Raman has contributed many articles to popular Tamil dailies and other periodicals including Dinamani, Daily Thanthi, Kalki, Manavam, Manavarism, Desiya Murasu and All India Radio. He was a regular writer for Junior Vikatan and Kumudam Reporter, the popular bi-weekly magazines of Tamil Nadu, on Tamil Nadu Assembly proceedings (as a critic) between 2006–2009. He has also worked as a cover artist and illustrator for many magazines including Alai Osai, Manavam, Manarism, Murasoli and Vanoli. He contributed broadcast tributes to the Congress leader Kamaraj on the day of his death.

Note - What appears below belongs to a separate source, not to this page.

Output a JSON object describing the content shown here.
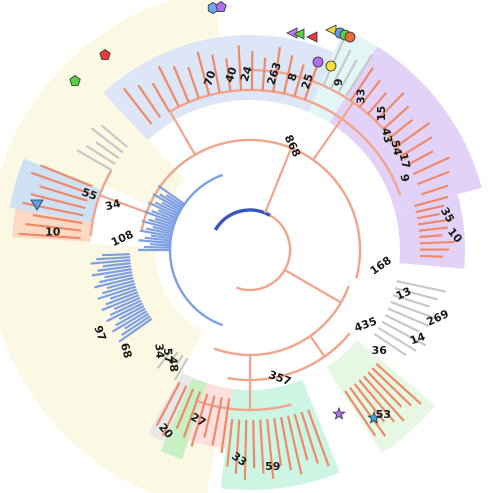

Raman has travelled widely in and out of India. He undertook a tour to various countries including Hong Kong, Thailand, Malaysia, and Singapore in 1984 and wrote a travelogue on the same. He visited Malaysia and Singapore many other times. He visited the United States in 2011 and participated in the inauguration of a new Joslin Diabetes Center at Pontiac, Illinois.

==Philanthropy==
Following the example of his ancestors, Raman has established educational institutions in his home town in memory of his father (1909–1977). ESSM Teacher Training Institute, ESSM College of Education, and ESSM College of Arts and Science serve the needs of the locality and particularly benefit the education of women.